Automated Planning algorithms require a model of the domain that specifies the preconditions and effects of each action. Obtaining such a domain model is notoriously hard. Algorithms for learning domain models exist, yet it remains unclear whether learning a domain model and planning is an effective approach for numeric planning environments, i.e., where states include discrete and numeric state variables. In this work, we explore the benefits of learning a numeric domain model and compare it with alternative model-free solutions. As a case study, we use two tasks in Minecraft, a popular sandbox game that has been used as an AI challenge.
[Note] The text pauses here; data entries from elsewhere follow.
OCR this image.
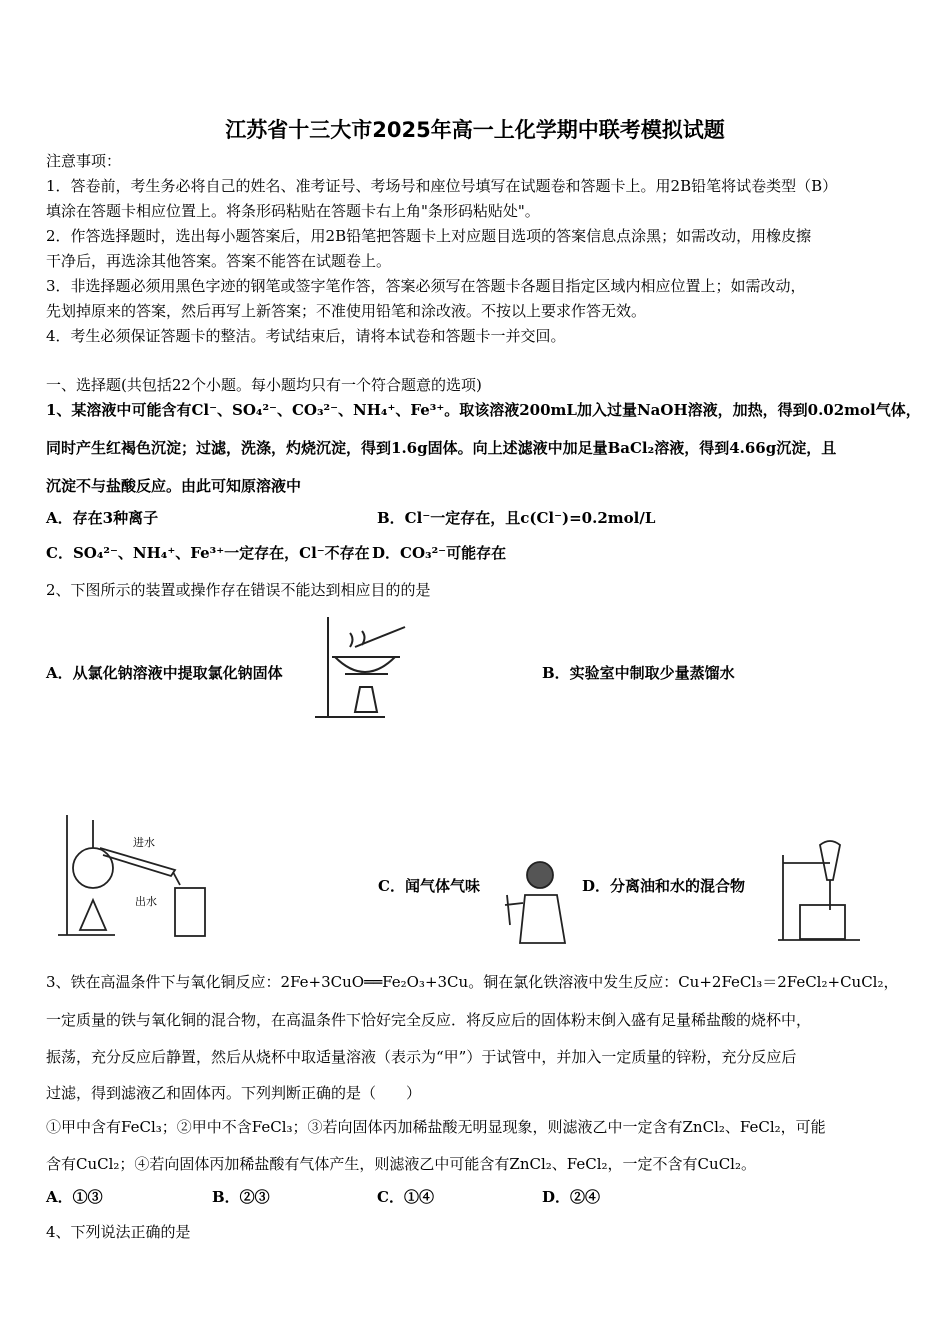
江苏省十三大市2025年高一上化学期中联考模拟试题
注意事项：
1．答卷前，考生务必将自己的姓名、准考证号、考场号和座位号填写在试题卷和答题卡上。用2B铅笔将试卷类型（B）
填涂在答题卡相应位置上。将条形码粘贴在答题卡右上角"条形码粘贴处"。
2．作答选择题时，选出每小题答案后，用2B铅笔把答题卡上对应题目选项的答案信息点涂黑；如需改动，用橡皮擦
干净后，再选涂其他答案。答案不能答在试题卷上。
3．非选择题必须用黑色字迹的钢笔或签字笔作答，答案必须写在答题卡各题目指定区域内相应位置上；如需改动，
先划掉原来的答案，然后再写上新答案；不准使用铅笔和涂改液。不按以上要求作答无效。
4．考生必须保证答题卡的整洁。考试结束后，请将本试卷和答题卡一并交回。
一、选择题(共包括22个小题。每小题均只有一个符合题意的选项)
1、某溶液中可能含有Cl⁻、SO₄²⁻、CO₃²⁻、NH₄⁺、Fe³⁺。取该溶液200mL加入过量NaOH溶液，加热，得到0.02mol气体，
同时产生红褐色沉淀；过滤，洗涤，灼烧沉淀，得到1.6g固体。向上述滤液中加足量BaCl₂溶液，得到4.66g沉淀，且
沉淀不与盐酸反应。由此可知原溶液中
A．存在3种离子	B．Cl⁻一定存在，且c(Cl⁻)=0.2mol/L
C．SO₄²⁻、NH₄⁺、Fe³⁺一定存在，Cl⁻不存在 D．CO₃²⁻可能存在
2、下图所示的装置或操作存在错误不能达到相应目的的是
A．从氯化钠溶液中提取氯化钠固体	B．实验室中制取少量蒸馏水
进水
出水
C．闻气体气味	D．分离油和水的混合物
3、铁在高温条件下与氧化铜反应：2Fe+3CuO══Fe₂O₃+3Cu。铜在氯化铁溶液中发生反应：Cu+2FeCl₃＝2FeCl₂+CuCl₂，
一定质量的铁与氧化铜的混合物，在高温条件下恰好完全反应．将反应后的固体粉末倒入盛有足量稀盐酸的烧杯中，
振荡，充分反应后静置，然后从烧杯中取适量溶液（表示为“甲”）于试管中，并加入一定质量的锌粉，充分反应后
过滤，得到滤液乙和固体丙。下列判断正确的是（　　）
①甲中含有FeCl₃；②甲中不含FeCl₃；③若向固体丙加稀盐酸无明显现象，则滤液乙中一定含有ZnCl₂、FeCl₂，可能
含有CuCl₂；④若向固体丙加稀盐酸有气体产生，则滤液乙中可能含有ZnCl₂、FeCl₂，一定不含有CuCl₂。
A．①③	B．②③	C．①④	D．②④
4、下列说法正确的是
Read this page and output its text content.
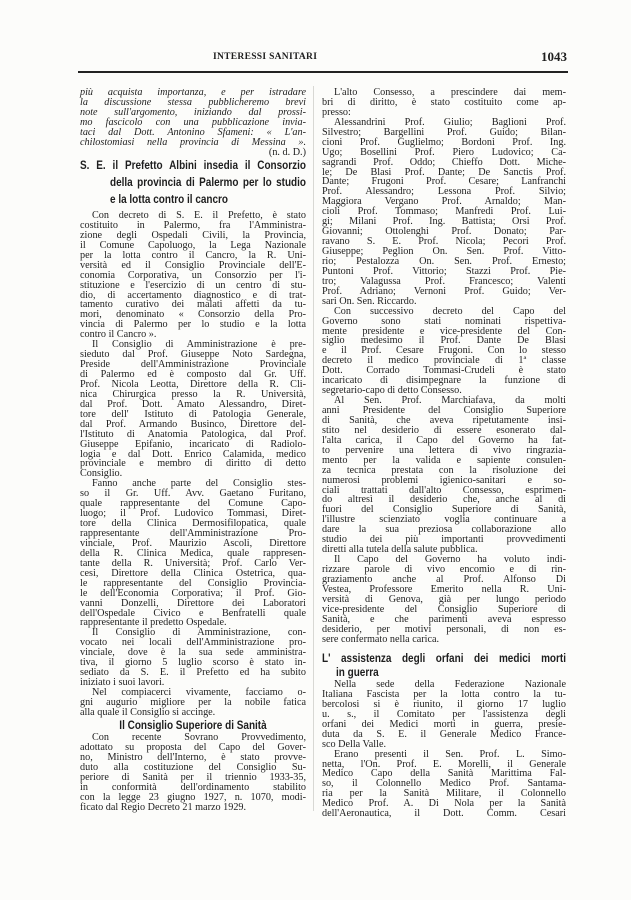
INTERESSI SANITARI	1043
più acquista importanza, e per istradare
la discussione stessa pubblicheremo brevi
note sull'argomento, iniziando dal prossi-
mo fascicolo con una pubblicazione invia-
taci dal Dott. Antonino Sfameni: « L'an-
chilostomiasi nella provincia di Messina ».
(n. d. D.)
S. E. il Prefetto Albini insedia il Consorzio
della provincia di Palermo per lo studio
e la lotta contro il cancro
Con decreto di S. E. il Prefetto, è stato
costituito in Palermo, fra l'Amministra-
zione degli Ospedali Civili, la Provincia,
il Comune Capoluogo, la Lega Nazionale
per la lotta contro il Cancro, la R. Uni-
versità ed il Consiglio Provinciale dell'E-
conomia Corporativa, un Consorzio per l'i-
stituzione e l'esercizio di un centro di stu-
dio, di accertamento diagnostico e di trat-
tamento curativo dei malati affetti da tu-
mori, denominato « Consorzio della Pro-
vincia di Palermo per lo studio e la lotta
contro il Cancro ».
Il Consiglio di Amministrazione è pre-
sieduto dal Prof. Giuseppe Noto Sardegna,
Preside dell'Amministrazione Provinciale
di Palermo ed è composto dal Gr. Uff.
Prof. Nicola Leotta, Direttore della R. Cli-
nica Chirurgica presso la R. Università,
dal Prof. Dott. Amato Alessandro, Diret-
tore dell' Istituto di Patologia Generale,
dal Prof. Armando Businco, Direttore del-
l'Istituto di Anatomia Patologica, dal Prof.
Giuseppe Epifanio, incaricato di Radiolo-
logia e dal Dott. Enrico Calamida, medico
provinciale e membro di diritto di detto
Consiglio.
Fanno anche parte del Consiglio stes-
so il Gr. Uff. Avv. Gaetano Furitano,
quale rappresentante del Comune Capo-
luogo; il Prof. Ludovico Tommasi, Diret-
tore della Clinica Dermosifilopatica, quale
rappresentante dell'Amministrazione Pro-
vinciale, Prof. Maurizio Ascoli, Direttore
della R. Clinica Medica, quale rappresen-
tante della R. Università; Prof. Carlo Ver-
cesi, Direttore della Clinica Ostetrica, qua-
le rappresentante del Consiglio Provincia-
le dell'Economia Corporativa; il Prof. Gio-
vanni Donzelli, Direttore dei Laboratori
dell'Ospedale Civico e Benfratelli quale
rappresentante il predetto Ospedale.
Il Consiglio di Amministrazione, con-
vocato nei locali dell'Amministrazione pro-
vinciale, dove è la sua sede amministra-
tiva, il giorno 5 luglio scorso è stato in-
sediato da S. E. il Prefetto ed ha subito
iniziato i suoi lavori.
Nel compiacerci vivamente, facciamo o-
gni augurio migliore per la nobile fatica
alla quale il Consiglio si accinge.
Il Consiglio Superiore di Sanità
Con recente Sovrano Provvedimento,
adottato su proposta del Capo del Gover-
no, Ministro dell'Interno, è stato provve-
duto alla costituzione del Consiglio Su-
periore di Sanità per il triennio 1933-35,
in conformità dell'ordinamento stabilito
con la legge 23 giugno 1927, n. 1070, modi-
ficato dal Regio Decreto 21 marzo 1929.
L'alto Consesso, a prescindere dai mem-
bri di diritto, è stato costituito come ap-
presso:
Alessandrini Prof. Giulio; Baglioni Prof.
Silvestro; Bargellini Prof. Guido; Bilan-
cioni Prof. Guglielmo; Bordoni Prof. Ing.
Ugo; Bosellini Prof. Piero Ludovico; Ca-
sagrandi Prof. Oddo; Chieffo Dott. Miche-
le; De Blasi Prof. Dante; De Sanctis Prof.
Dante; Frugoni Prof. Cesare; Lanfranchi
Prof. Alessandro; Lessona Prof. Silvio;
Maggiora Vergano Prof. Arnaldo; Man-
cioli Prof. Tommaso; Manfredi Prof. Lui-
gi; Milani Prof. Ing. Battista; Orsi Prof.
Giovanni; Ottolenghi Prof. Donato; Par-
ravano S. E. Prof. Nicola; Pecori Prof.
Giuseppe; Peglion On. Sen. Prof. Vitto-
rio; Pestalozza On. Sen. Prof. Ernesto;
Puntoni Prof. Vittorio; Stazzi Prof. Pie-
tro; Valagussa Prof. Francesco; Valenti
Prof. Adriano; Vernoni Prof. Guido; Ver-
sari On. Sen. Riccardo.
Con successivo decreto del Capo del
Governo sono stati nominati rispettiva-
mente presidente e vice-presidente del Con-
siglio medesimo il Prof. Dante De Blasi
e il Prof. Cesare Frugoni. Con lo stesso
decreto il medico provinciale di 1ª classe
Dott. Corrado Tommasi-Crudeli è stato
incaricato di disimpegnare la funzione di
segretario-capo di detto Consesso.
Al Sen. Prof. Marchiafava, da molti
anni Presidente del Consiglio Superiore
di Sanità, che aveva ripetutamente insi-
stito nel desiderio di essere esonerato dal-
l'alta carica, il Capo del Governo ha fat-
to pervenire una lettera di vivo ringrazia-
mento per la valida e sapiente consulen-
za tecnica prestata con la risoluzione dei
numerosi problemi igienico-sanitari e so-
ciali trattati dall'alto Consesso, esprimen-
do altresì il desiderio che, anche al di
fuori del Consiglio Superiore di Sanità,
l'illustre scienziato voglia continuare a
dare la sua preziosa collaborazione allo
studio dei più importanti provvedimenti
diretti alla tutela della salute pubblica.
Il Capo del Governo ha voluto indi-
rizzare parole di vivo encomio e di rin-
graziamento anche al Prof. Alfonso Di
Vestea, Professore Emerito nella R. Uni-
versità di Genova, già per lungo periodo
vice-presidente del Consiglio Superiore di
Sanità, e che parimenti aveva espresso
desiderio, per motivi personali, di non es-
sere confermato nella carica.
L' assistenza degli orfani dei medici morti
in guerra
Nella sede della Federazione Nazionale
Italiana Fascista per la lotta contro la tu-
bercolosi si è riunito, il giorno 17 luglio
u. s., il Comitato per l'assistenza degli
orfani dei Medici morti in guerra, presie-
duta da S. E. il Generale Medico France-
sco Della Valle.
Erano presenti il Sen. Prof. L. Simo-
netta, l'On. Prof. E. Morelli, il Generale
Medico Capo della Sanità Marittima Fal-
so, il Colonnello Medico Prof. Santama-
ria per la Sanità Militare, il Colonnello
Medico Prof. A. Di Nola per la Sanità
dell'Aeronautica, il Dott. Comm. Cesari
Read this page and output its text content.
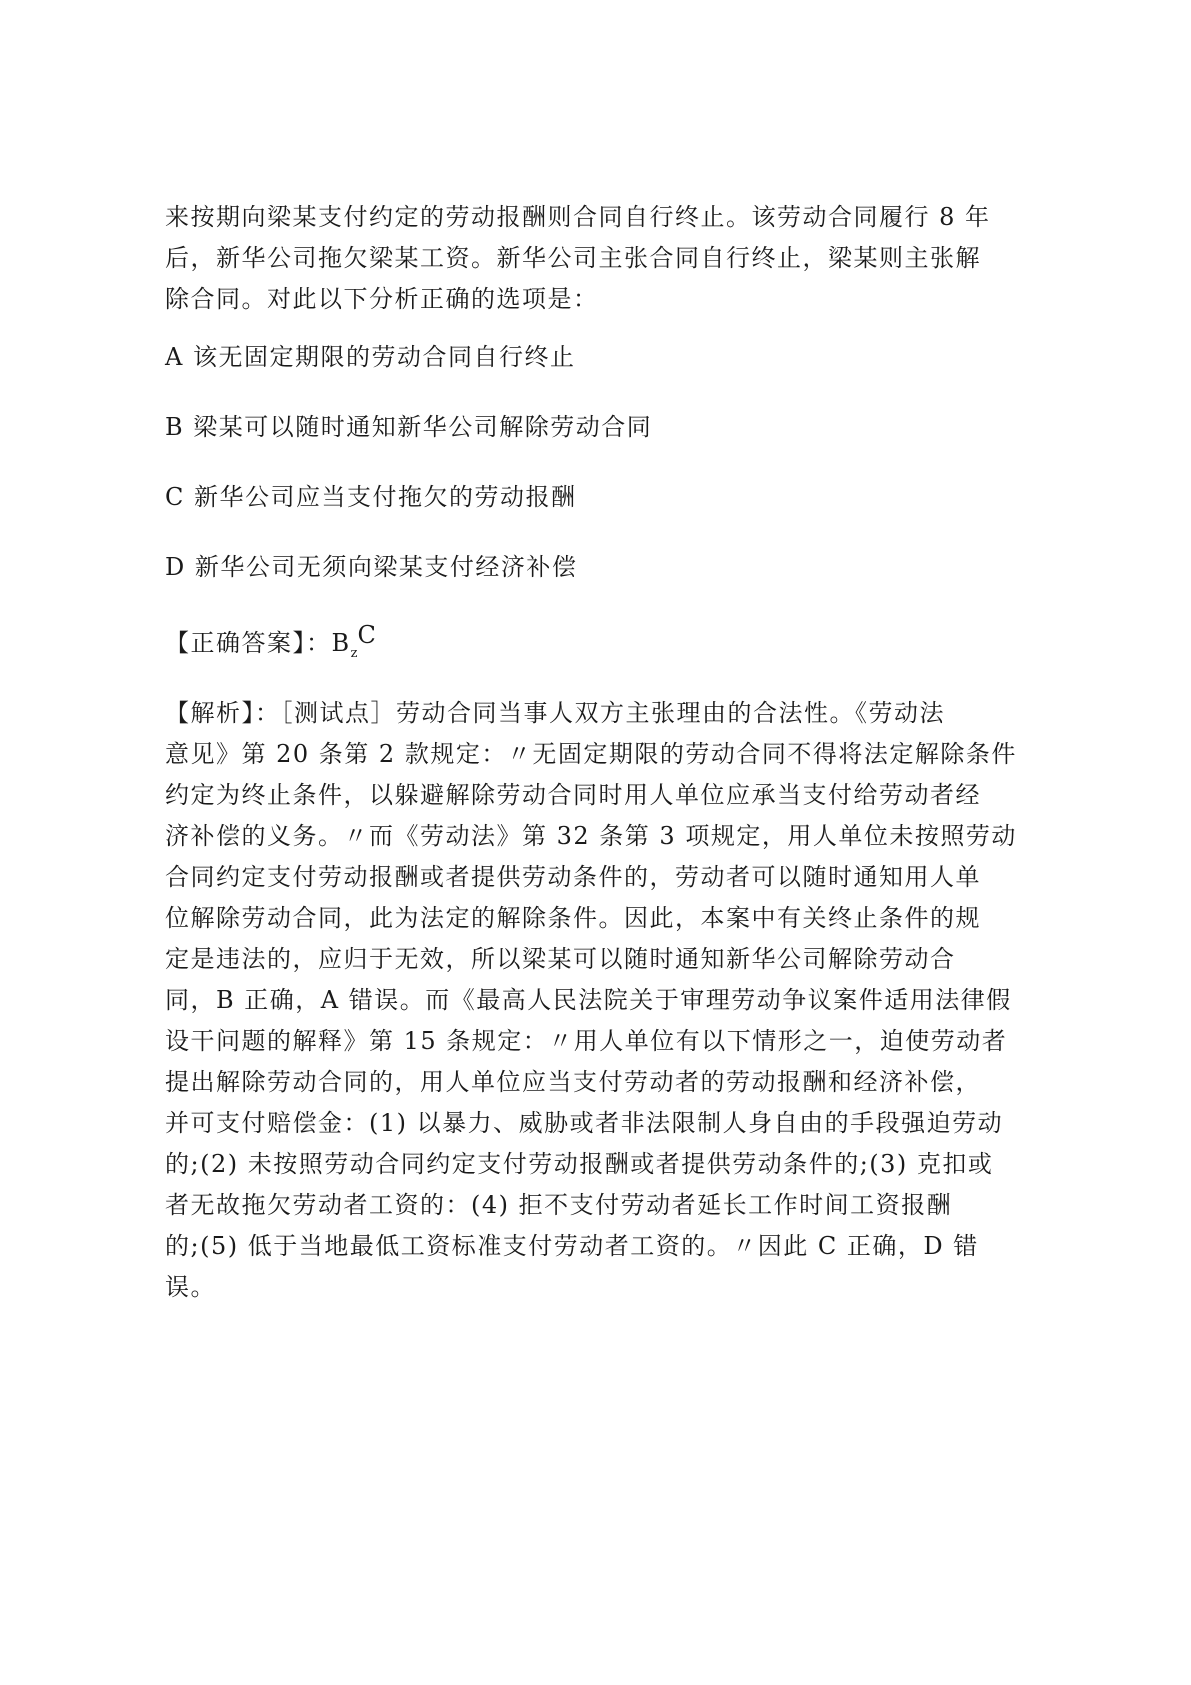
来按期向梁某支付约定的劳动报酬则合同自行终止。该劳动合同履行 8 年
后，新华公司拖欠梁某工资。新华公司主张合同自行终止，梁某则主张解
除合同。对此以下分析正确的选项是：
A 该无固定期限的劳动合同自行终止
B 梁某可以随时通知新华公司解除劳动合同
C 新华公司应当支付拖欠的劳动报酬
D 新华公司无须向梁某支付经济补偿
【正确答案】：$B_zC$
【解析】：［测试点］劳动合同当事人双方主张理由的合法性。《劳动法
意见》第 20 条第 2 款规定：〃无固定期限的劳动合同不得将法定解除条件
约定为终止条件，以躲避解除劳动合同时用人单位应承当支付给劳动者经
济补偿的义务。〃而《劳动法》第 32 条第 3 项规定，用人单位未按照劳动
合同约定支付劳动报酬或者提供劳动条件的，劳动者可以随时通知用人单
位解除劳动合同，此为法定的解除条件。因此，本案中有关终止条件的规
定是违法的，应归于无效，所以梁某可以随时通知新华公司解除劳动合
同，B 正确，A 错误。而《最高人民法院关于审理劳动争议案件适用法律假
设干问题的解释》第 15 条规定：〃用人单位有以下情形之一，迫使劳动者
提出解除劳动合同的，用人单位应当支付劳动者的劳动报酬和经济补偿，
并可支付赔偿金：(1) 以暴力、威胁或者非法限制人身自由的手段强迫劳动
的;(2) 未按照劳动合同约定支付劳动报酬或者提供劳动条件的;(3) 克扣或
者无故拖欠劳动者工资的：(4) 拒不支付劳动者延长工作时间工资报酬
的;(5) 低于当地最低工资标准支付劳动者工资的。〃因此 C 正确，D 错
误。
First, we consider an offline learning setting, where a set of expert trajectories are available to learn from. This is the standard setting for learning domain models. We used the Numeric Safe Action Model Learning (NSAM) algorithm to learn a numeric domain model and solve new problems with the learned domain model and a numeric planner. We call this model-based solution NSAM_(+p), and compare it to several model-free Imitation Learning (IL) and Offline Reinforcement Learning (RL) algorithms. Empirical results show that some IL algorithms can learn faster to solve simple tasks, while NSAM_(+p) allows solving tasks that require long-term planning and enables generalizing to solve problems in larger environments. Then, we consider an online learning setting, where learning is done by moving an agent in the environment. For this setting, we introduce RAMP. In RAMP, observations collected during the agent's execution are used to simultaneously train an RL policy and learn a planning domain action model. This forms a positive feedback loop between the RL policy and the learned domain model. We demonstrate experimentally the benefits of using RAMP, showing that it finds more efficient plans and solves more problems than several RL baselines.